The gains observed in the prototype epiTED system are considerably less than predicted by the numerical simulations (). This is most likely due to light loss at the face of the objective or in the conjugate cylindrical body of the system leading to the detector. It is likely that the greatest loss mechanism could be related to either absorption of photons in the lens outside the collectible NA (the front element of the objective) or reflection of some of the emitted light back into the tissue from the objective face. The current epiTED design has the objective face and chamfer body simply wrapped in reflective aluminum foil. Instead, a small oblique conical mirror on the face of the objective would be more efficient in redirecting such light sideways to the parabola, esp. for longer working distance objectives.

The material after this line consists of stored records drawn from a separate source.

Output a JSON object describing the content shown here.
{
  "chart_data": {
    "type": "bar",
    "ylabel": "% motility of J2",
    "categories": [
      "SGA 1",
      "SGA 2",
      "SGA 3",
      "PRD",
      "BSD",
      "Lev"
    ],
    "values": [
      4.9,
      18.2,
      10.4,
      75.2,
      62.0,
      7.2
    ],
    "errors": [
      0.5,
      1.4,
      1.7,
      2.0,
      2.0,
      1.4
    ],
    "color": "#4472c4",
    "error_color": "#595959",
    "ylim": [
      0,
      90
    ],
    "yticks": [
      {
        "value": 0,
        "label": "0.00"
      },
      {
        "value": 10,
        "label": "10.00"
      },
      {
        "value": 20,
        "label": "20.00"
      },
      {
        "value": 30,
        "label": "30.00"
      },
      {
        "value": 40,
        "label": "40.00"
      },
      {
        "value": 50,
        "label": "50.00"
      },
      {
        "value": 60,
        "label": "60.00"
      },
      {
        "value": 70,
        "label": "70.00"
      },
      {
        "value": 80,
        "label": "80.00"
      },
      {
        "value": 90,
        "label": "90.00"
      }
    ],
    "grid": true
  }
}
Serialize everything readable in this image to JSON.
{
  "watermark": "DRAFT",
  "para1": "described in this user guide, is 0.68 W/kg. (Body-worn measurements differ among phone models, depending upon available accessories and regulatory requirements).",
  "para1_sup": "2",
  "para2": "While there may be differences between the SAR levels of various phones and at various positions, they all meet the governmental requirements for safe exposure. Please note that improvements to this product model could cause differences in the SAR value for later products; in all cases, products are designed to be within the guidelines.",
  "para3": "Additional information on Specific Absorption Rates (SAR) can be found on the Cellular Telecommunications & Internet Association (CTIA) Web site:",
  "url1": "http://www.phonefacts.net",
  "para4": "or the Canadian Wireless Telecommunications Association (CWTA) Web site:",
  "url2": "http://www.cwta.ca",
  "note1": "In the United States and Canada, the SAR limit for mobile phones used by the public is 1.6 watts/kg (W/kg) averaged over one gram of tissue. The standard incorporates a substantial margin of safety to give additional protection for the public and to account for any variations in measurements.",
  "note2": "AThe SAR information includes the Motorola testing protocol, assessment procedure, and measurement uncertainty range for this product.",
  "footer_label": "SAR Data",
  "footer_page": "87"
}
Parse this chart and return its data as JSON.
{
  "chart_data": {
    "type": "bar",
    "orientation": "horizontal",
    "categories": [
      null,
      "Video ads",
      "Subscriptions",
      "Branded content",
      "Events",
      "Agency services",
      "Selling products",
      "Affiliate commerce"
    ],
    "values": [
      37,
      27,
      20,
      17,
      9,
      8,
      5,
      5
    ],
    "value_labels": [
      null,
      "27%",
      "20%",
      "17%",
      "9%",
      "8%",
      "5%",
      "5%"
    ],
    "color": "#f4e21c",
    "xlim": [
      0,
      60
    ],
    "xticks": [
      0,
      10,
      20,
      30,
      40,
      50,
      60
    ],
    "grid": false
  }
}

In summary, we demonstrate that the newly constructed epiTED device significantly increases TPFM fluorescence light collection, which has the potential to markedly improve in vivo imaging. The advantages of this device are that it does not touch the tissue, has a similar or higher light gain potential when compared to other systems, and is easy to implement using the standard optics of an inverted TPFM microscope. It is likely that future developments will include a compact version of this device for TPFM microscopes in both the upright and inverted configurations.